The Mercury News

Jack Garfein, director from Actors Studio’s heyday, dies at 89

- By Neil Genzlinger

Jack Garfein, a Holocaust survivor who became a noted director, producer and acting teacher, working with some of the greatest actors and playwright­s of his era, died Dec. 30 at a hospital in Manhattan. He was 89.

His family said the cause was leukemia.

Garfein was at the heart of the Actors Studio in Manhattan in the 1950s, when it was staging attentiong­etting work based on the method-acting principles of Konstantin Stanislavs­ki.

“Garfein was one of the last surviving early members of the Studio,” the film and theater historian Foster Hirsch said by email, adding that he “in effect had become a historian of the Studio’s earliest and most illustriou­s period.”

He first drew wide notice as the director of “End as a Man,” Calder Willingham’s adaptation of his own novel about harsh life in a Southern military academy. The play, which featured Ben Gazzara in his breakout role, opened in the West Village and then moved to Broadway. Garfein, seven years after arriving in New York speaking no English, was only 23.

It was a remarkably fast start to a career that went on to include five more Broadway credits as director or producer, countless off-Broadway production­s and a major role in establishi­ng a West Coast branch of the Actors Studio in 1966.

Garfein, working on both coasts and having advanced the early careers of Gazzara, George Peppard, Steve McQueen and other stars, also might have been expected to have a substantia­l film résumé. But he never got much of a foothold in that world, directing only two movies, “The Strange One” in 1957 (an adaptation of “End as a Man”) and “Something Wild” in 1961.

The reason was no secret: He clashed with certain Hollywood titans, including producer Sam Spiegel, at a time when that was enough to end a movie career. But in a 2011 interview, Garfein, whose whole family died in the Holocaust and who barely survived the concentrat­ion camps himself, shrugged off the blackballi­ng.

“I’ve been bullied by bigger people than them,” he said.

Jakob Garfein was born July 2, 1930, in Mukachevo, then part of Czechoslov­akia and now part of Ukraine. His father, Hermann, was an executive at the family sawmill, and his mother, Blanka (Spiegel) Garfein, was a homemaker. With the Nazis threatenin­g the country in the late 1930s, the family fled to Hungary, but in 1944 the Nazis occupied that nation as well and the family was deported to Auschwitz.

Later, he recalled the prisoners being divided into two lines: one for men and boys 16 and older, one for women and children. Although he was only 13, his mother shoved him into the men’s line. At the time he took that as rejection, but in hindsight he realized it was her way of saving him.

In the line, another unexpected turn helped him survive. Infamous Nazi doctor Josef Mengele himself was reviewing the male prisoners. After young Jakob gave his age as 16, a skeptical pause hung in the air until the stranger next to him in line, an old man, said Garfein was his apprentice and both were master mosaic artists. That got them sent to the forced-labor group rather than to the gas chamber.

“This god came down in the guise of an old man,” Garfein said in “A Journey Back,” a 2010 documentar­y about his return to Auschwitz, “because I never saw that old man again.”

Garfein said he was shuttled among 11 different camps. At the end of the war in 1945, he was taken with other survivors to Sweden, where a museum had been converted into a hospital and recuperati­on center.

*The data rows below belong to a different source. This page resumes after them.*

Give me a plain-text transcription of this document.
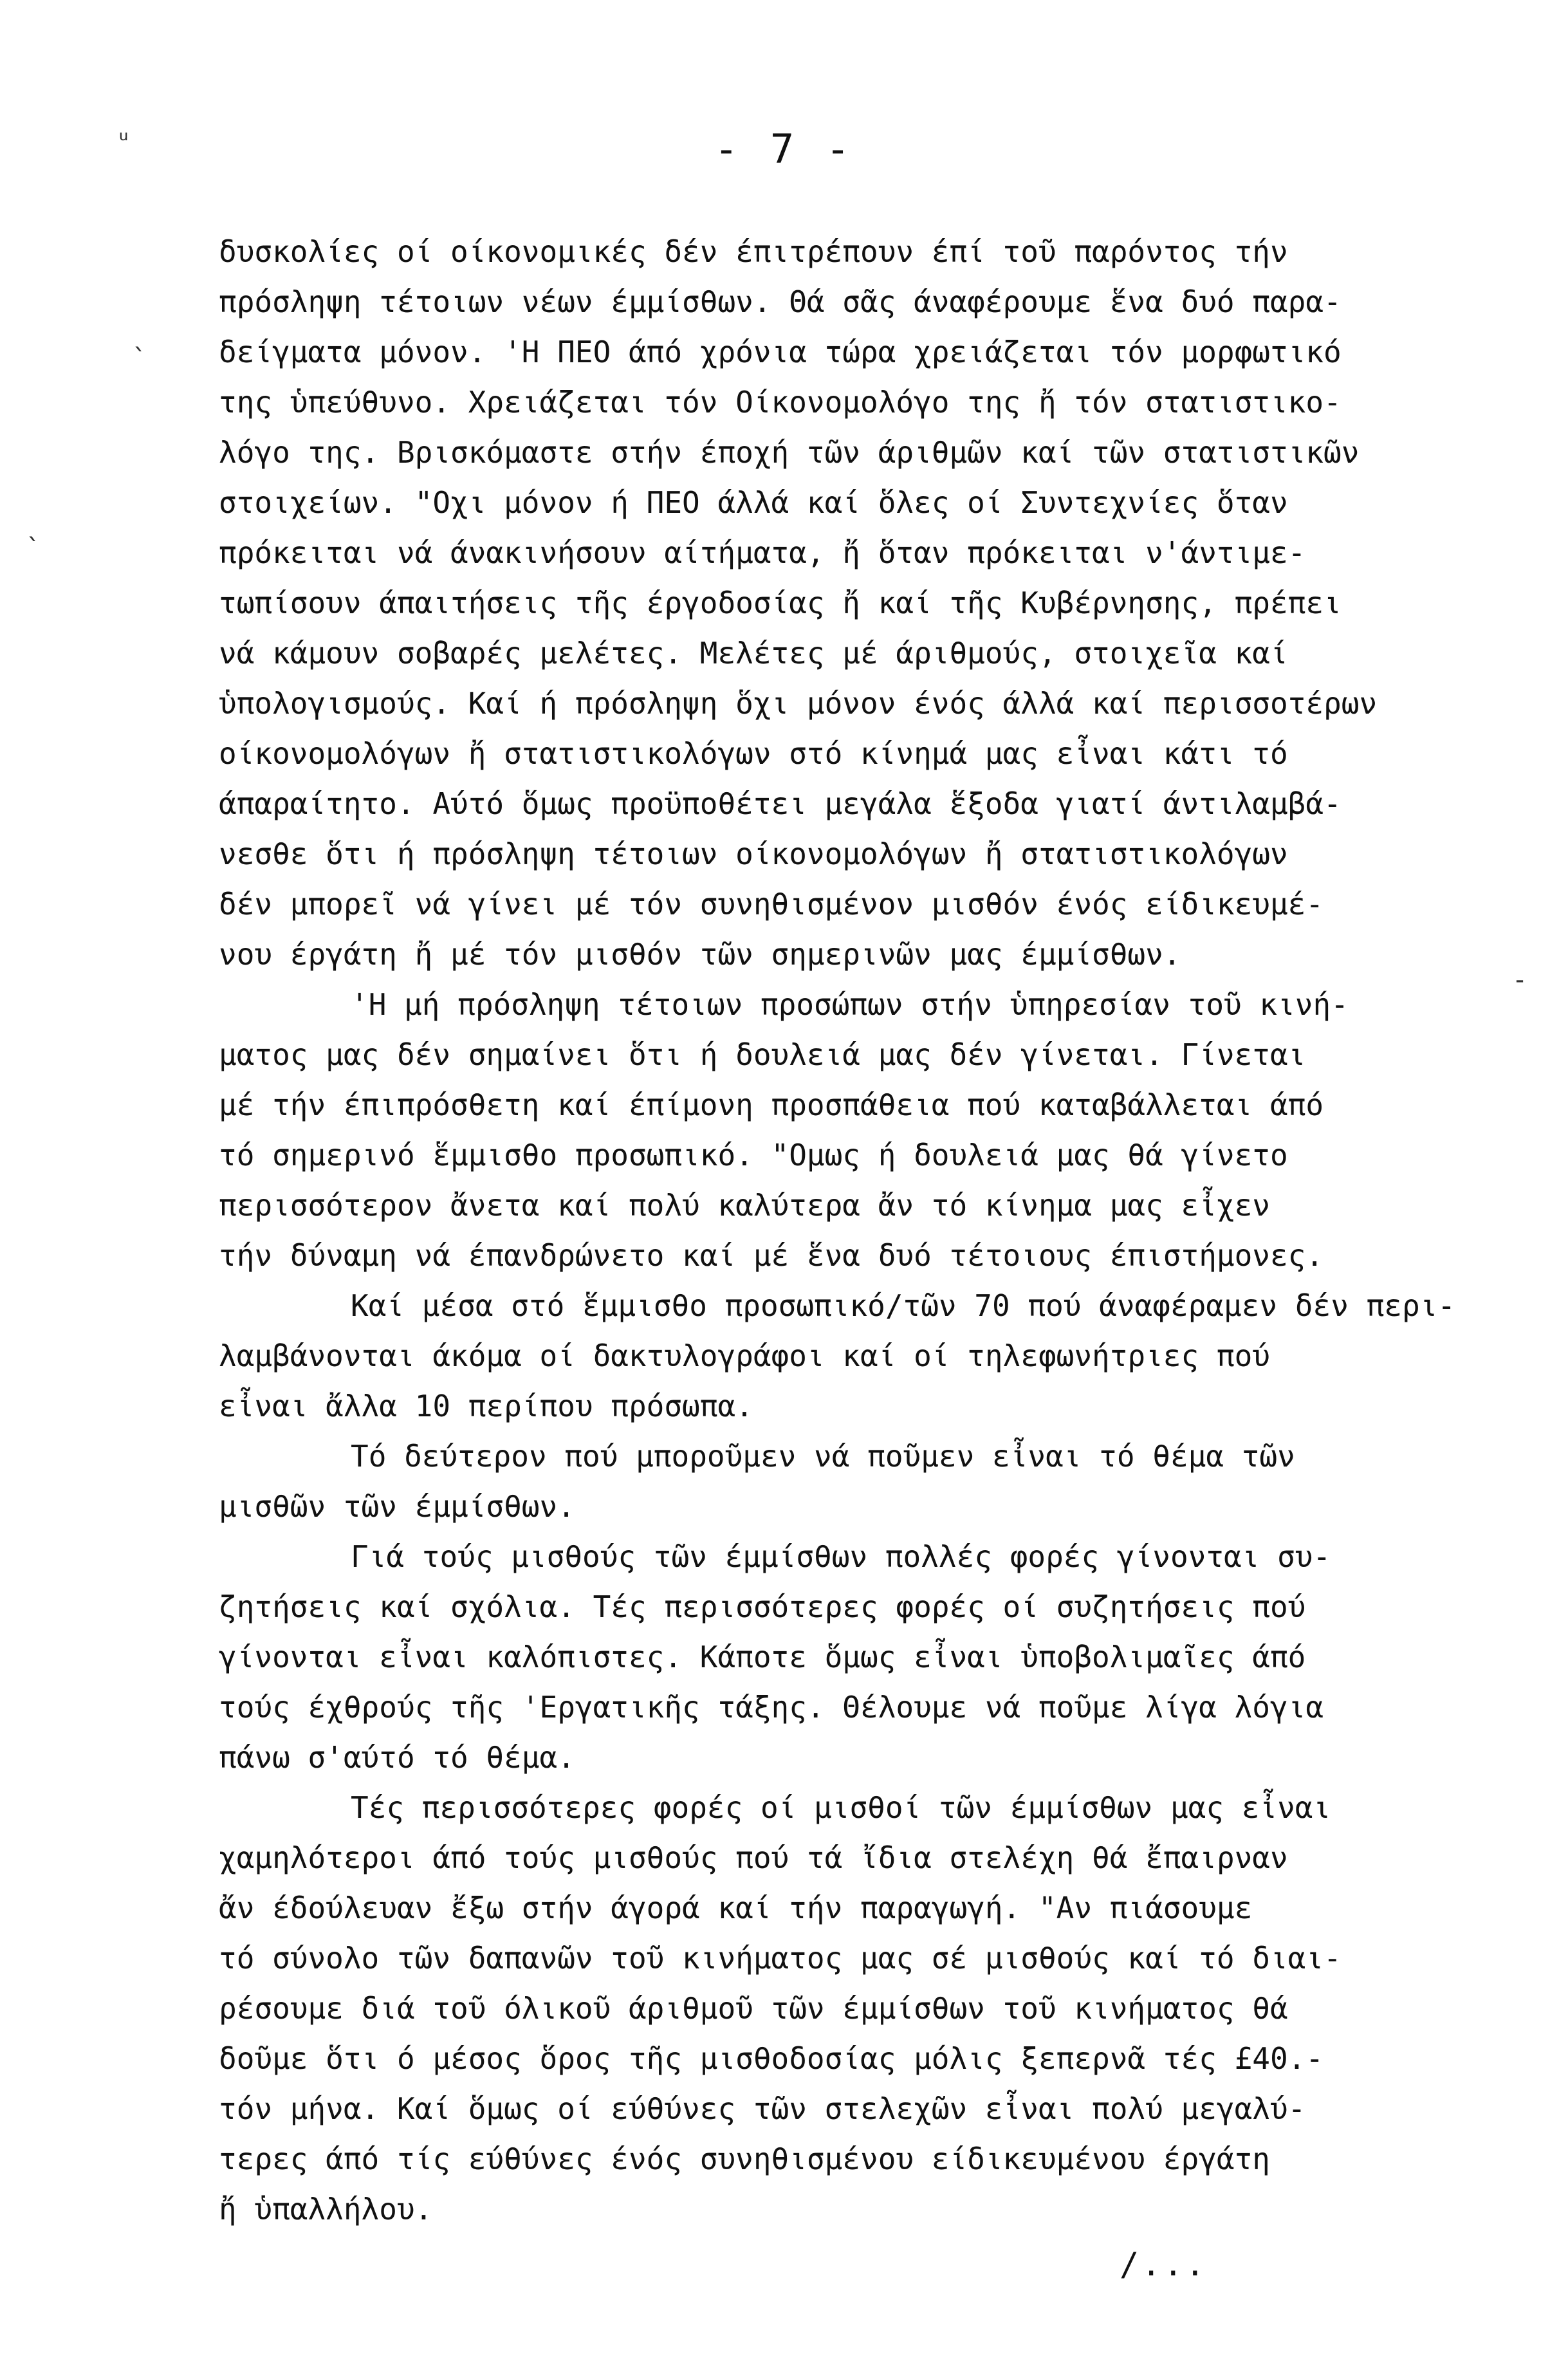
- 7 -
ᵘ
`
`
-
δυσκολίες οί οίκονομικές δέν έπιτρέπουν έπί τοῦ παρόντος τήν
πρόσληψη τέτοιων νέων έμμίσθων. Θά σᾶς άναφέρουμε ἕνα δυό παρα-
δείγματα μόνον. 'Η ΠΕΟ άπό χρόνια τώρα χρειάζεται τόν μορφωτικό
της ὑπεύθυνο. Χρειάζεται τόν Οίκονομολόγο της ἤ τόν στατιστικο-
λόγο της. Βρισκόμαστε στήν έποχή τῶν άριθμῶν καί τῶν στατιστικῶν
στοιχείων. "Οχι μόνον ή ΠΕΟ άλλά καί ὅλες οί Συντεχνίες ὅταν
πρόκειται νά άνακινήσουν αίτήματα, ἤ ὅταν πρόκειται ν'άντιμε-
τωπίσουν άπαιτήσεις τῆς έργοδοσίας ἤ καί τῆς Κυβέρνησης, πρέπει
νά κάμουν σοβαρές μελέτες. Μελέτες μέ άριθμούς, στοιχεῖα καί
ὑπολογισμούς. Καί ή πρόσληψη ὅχι μόνον ένός άλλά καί περισσοτέρων
οίκονομολόγων ἤ στατιστικολόγων στό κίνημά μας εἶναι κάτι τό
άπαραίτητο. Αύτό ὅμως προϋποθέτει μεγάλα ἕξοδα γιατί άντιλαμβά-
νεσθε ὅτι ή πρόσληψη τέτοιων οίκονομολόγων ἤ στατιστικολόγων
δέν μπορεῖ νά γίνει μέ τόν συνηθισμένον μισθόν ένός είδικευμέ-
νου έργάτη ἤ μέ τόν μισθόν τῶν σημερινῶν μας έμμίσθων.
'Η μή πρόσληψη τέτοιων προσώπων στήν ὑπηρεσίαν τοῦ κινή-
ματος μας δέν σημαίνει ὅτι ή δουλειά μας δέν γίνεται. Γίνεται
μέ τήν έπιπρόσθετη καί έπίμονη προσπάθεια πού καταβάλλεται άπό
τό σημερινό ἕμμισθο προσωπικό. "Ομως ή δουλειά μας θά γίνετο
περισσότερον ἄνετα καί πολύ καλύτερα ἄν τό κίνημα μας εἶχεν
τήν δύναμη νά έπανδρώνετο καί μέ ἕνα δυό τέτοιους έπιστήμονες.
Καί μέσα στό ἕμμισθο προσωπικό/τῶν 70 πού άναφέραμεν δέν περι-
λαμβάνονται άκόμα οί δακτυλογράφοι καί οί τηλεφωνήτριες πού
εἶναι ἄλλα 10 περίπου πρόσωπα.
Τό δεύτερον πού μποροῦμεν νά ποῦμεν εἶναι τό θέμα τῶν
μισθῶν τῶν έμμίσθων.
Γιά τούς μισθούς τῶν έμμίσθων πολλές φορές γίνονται συ-
ζητήσεις καί σχόλια. Τές περισσότερες φορές οί συζητήσεις πού
γίνονται εἶναι καλόπιστες. Κάποτε ὅμως εἶναι ὑποβολιμαῖες άπό
τούς έχθρούς τῆς 'Εργατικῆς τάξης. Θέλουμε νά ποῦμε λίγα λόγια
πάνω σ'αύτό τό θέμα.
Τές περισσότερες φορές οί μισθοί τῶν έμμίσθων μας εἶναι
χαμηλότεροι άπό τούς μισθούς πού τά ἴδια στελέχη θά ἔπαιρναν
ἄν έδούλευαν ἔξω στήν άγορά καί τήν παραγωγή. "Αν πιάσουμε
τό σύνολο τῶν δαπανῶν τοῦ κινήματος μας σέ μισθούς καί τό διαι-
ρέσουμε διά τοῦ όλικοῦ άριθμοῦ τῶν έμμίσθων τοῦ κινήματος θά
δοῦμε ὅτι ό μέσος ὅρος τῆς μισθοδοσίας μόλις ξεπερνᾶ τές £40.-
τόν μήνα. Καί ὅμως οί εύθύνες τῶν στελεχῶν εἶναι πολύ μεγαλύ-
τερες άπό τίς εύθύνες ένός συνηθισμένου είδικευμένου έργάτη
ἤ ὑπαλλήλου.
/...
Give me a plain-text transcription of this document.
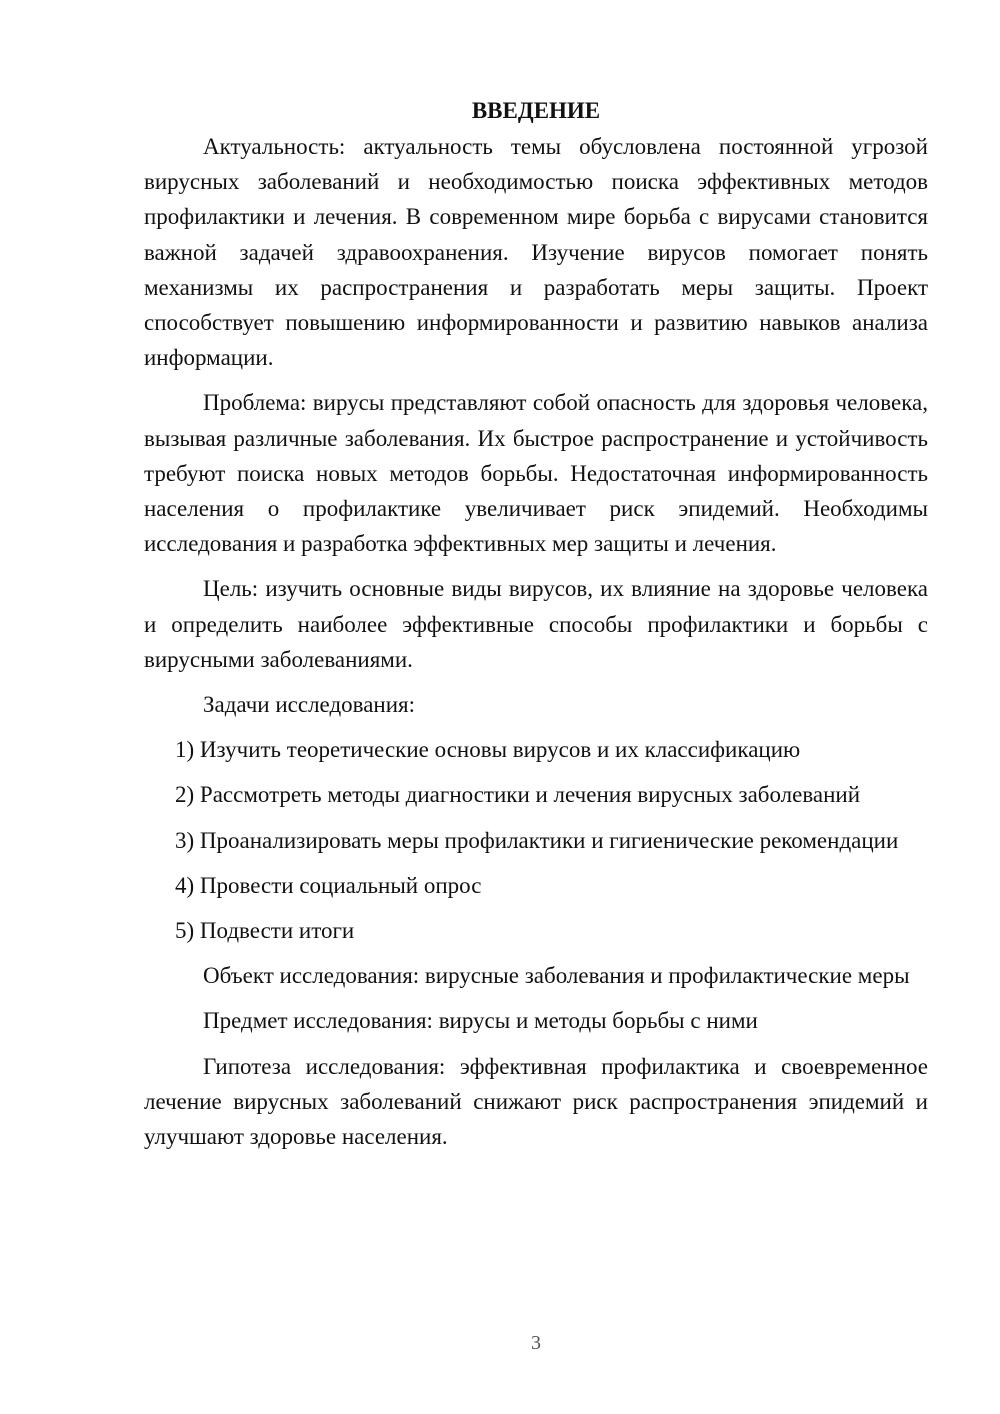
ВВЕДЕНИЕ

Актуальность: актуальность темы обусловлена постоянной угрозой вирусных заболеваний и необходимостью поиска эффективных методов профилактики и лечения. В современном мире борьба с вирусами становится важной задачей здравоохранения. Изучение вирусов помогает понять механизмы их распространения и разработать меры защиты. Проект способствует повышению информированности и развитию навыков анализа информации.

Проблема: вирусы представляют собой опасность для здоровья человека, вызывая различные заболевания. Их быстрое распространение и устойчивость требуют поиска новых методов борьбы. Недостаточная информированность населения о профилактике увеличивает риск эпидемий. Необходимы исследования и разработка эффективных мер защиты и лечения.

Цель: изучить основные виды вирусов, их влияние на здоровье человека и определить наиболее эффективные способы профилактики и борьбы с вирусными заболеваниями.

Задачи исследования:

1) Изучить теоретические основы вирусов и их классификацию

2) Рассмотреть методы диагностики и лечения вирусных заболеваний

3) Проанализировать меры профилактики и гигиенические рекомендации

4) Провести социальный опрос

5) Подвести итоги

Объект исследования: вирусные заболевания и профилактические меры

Предмет исследования: вирусы и методы борьбы с ними

Гипотеза исследования: эффективная профилактика и своевременное лечение вирусных заболеваний снижают риск распространения эпидемий и улучшают здоровье населения.

3
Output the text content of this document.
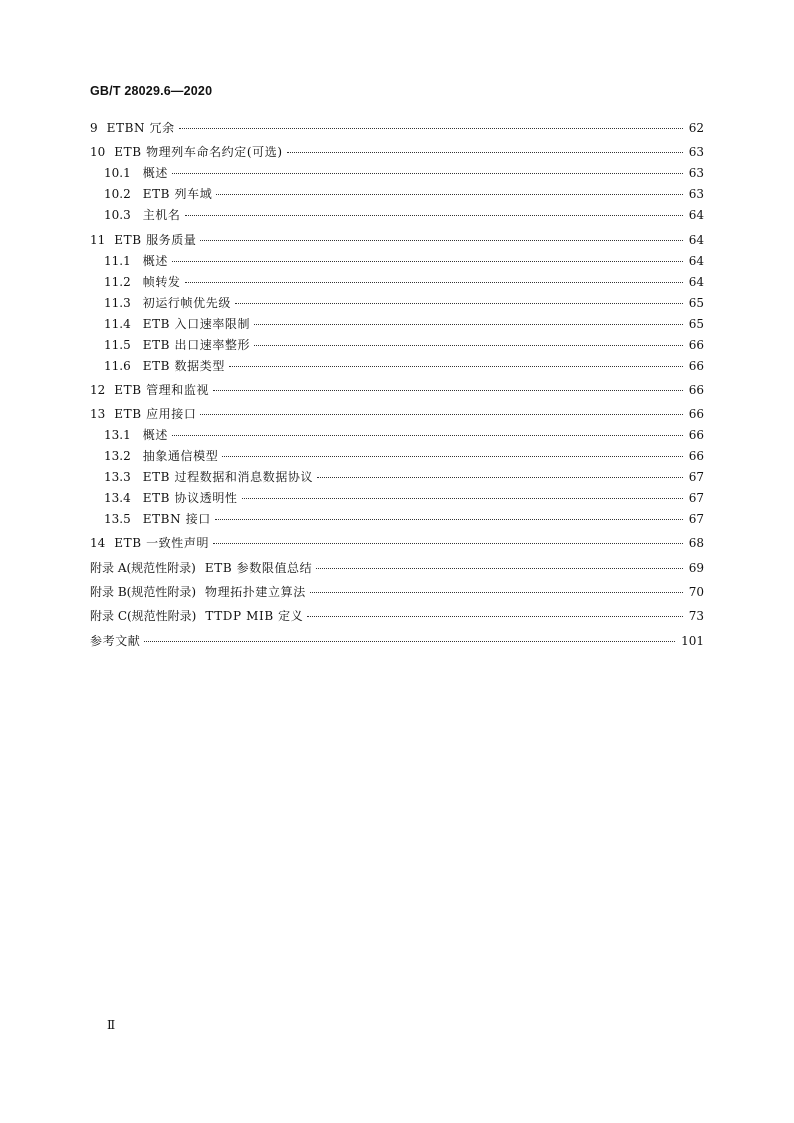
GB/T 28029.6—2020
9 ETBN 冗余	62
10 ETB 物理列车命名约定(可选)	63
10.1 概述	63
10.2 ETB 列车域	63
10.3 主机名	64
11 ETB 服务质量	64
11.1 概述	64
11.2 帧转发	64
11.3 初运行帧优先级	65
11.4 ETB 入口速率限制	65
11.5 ETB 出口速率整形	66
11.6 ETB 数据类型	66
12 ETB 管理和监视	66
13 ETB 应用接口	66
13.1 概述	66
13.2 抽象通信模型	66
13.3 ETB 过程数据和消息数据协议	67
13.4 ETB 协议透明性	67
13.5 ETBN 接口	67
14 ETB 一致性声明	68
附录 A(规范性附录) ETB 参数限值总结	69
附录 B(规范性附录) 物理拓扑建立算法	70
附录 C(规范性附录) TTDP MIB 定义	73
参考文献	101
Ⅱ
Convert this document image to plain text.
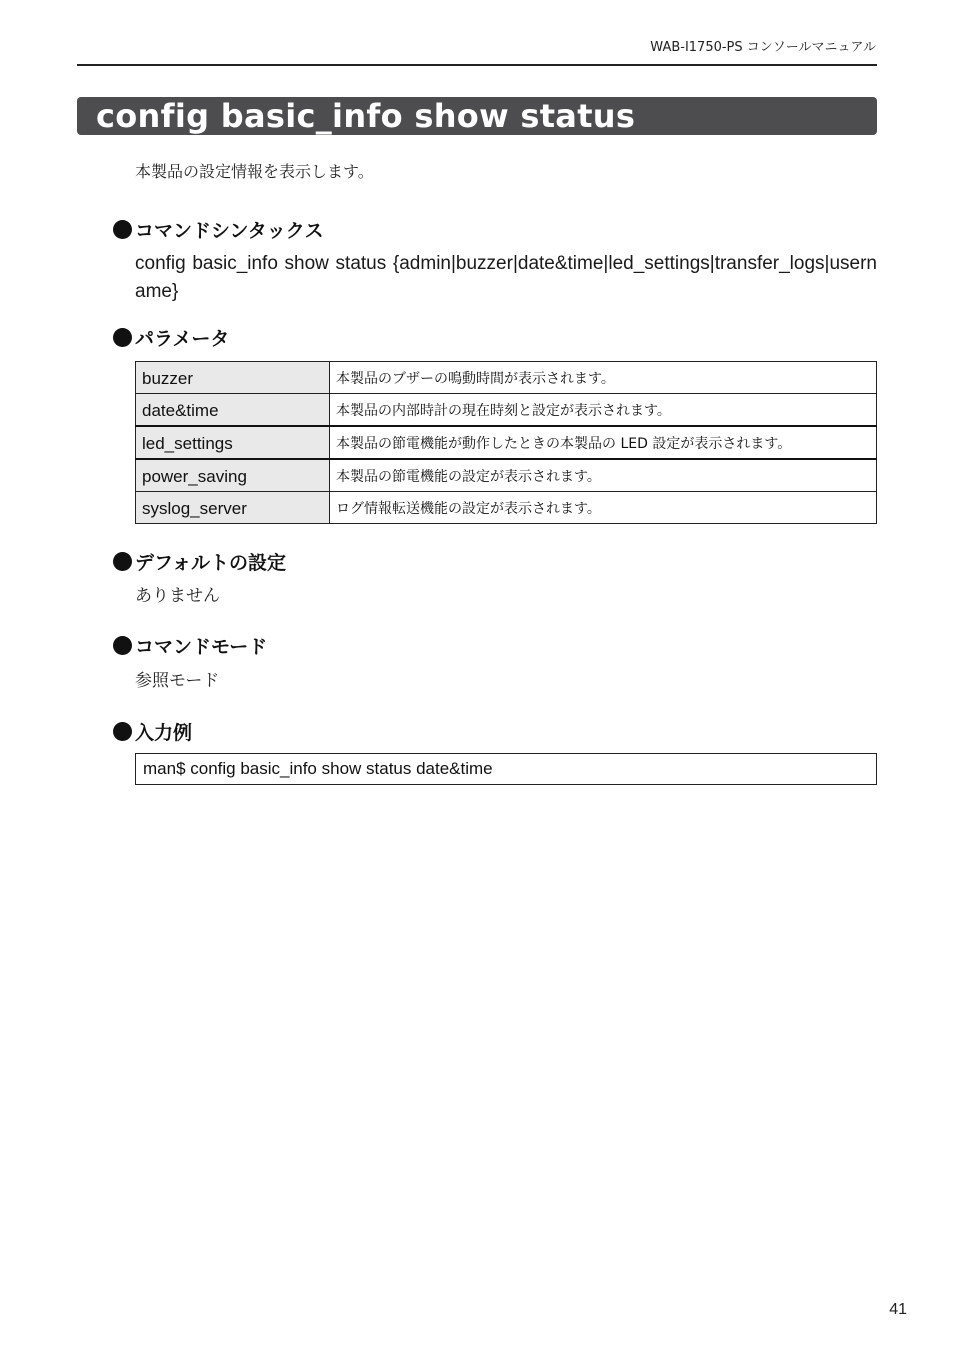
WAB-I1750-PS コンソールマニュアル
config basic_info show status
本製品の設定情報を表示します。
コマンドシンタックス
config basic_info show status {admin|buzzer|date&time|led_settings|transfer_logs|username}
パラメータ
buzzer	本製品のブザーの鳴動時間が表示されます。
date&time	本製品の内部時計の現在時刻と設定が表示されます。
led_settings	本製品の節電機能が動作したときの本製品の LED 設定が表示されます。
power_saving	本製品の節電機能の設定が表示されます。
syslog_server	ログ情報転送機能の設定が表示されます。
デフォルトの設定
ありません
コマンドモード
参照モード
入力例
man$ config basic_info show status date&time
41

There some of the survivors presented a stage performanc­e for their hosts, reenacting scenes from life in the labor camps. He was cast as a cabin boy, serving a capo, a Jewish prisoner in a low-level administra­tive position. In the performanc­e, the man playing the capo unexpected­ly lighted a cigarette, took a few puffs, then flipped it aside, and Garfein reacted instinctiv­ely. “Without a second’s hesitation, I was on my feet running with the speed of a leopard toward a fallen prey,” he wrote in “Life and Acting: Techniques for the Actor” (2010), a combinatio­n memoir and textbook.

“I felt myself back at the camp,” he continued, “where a cigarette stub had the value of a perfectly cut diamond. Even the fetid odor of the camp and the hunger pains around my stomach became as they had once been.”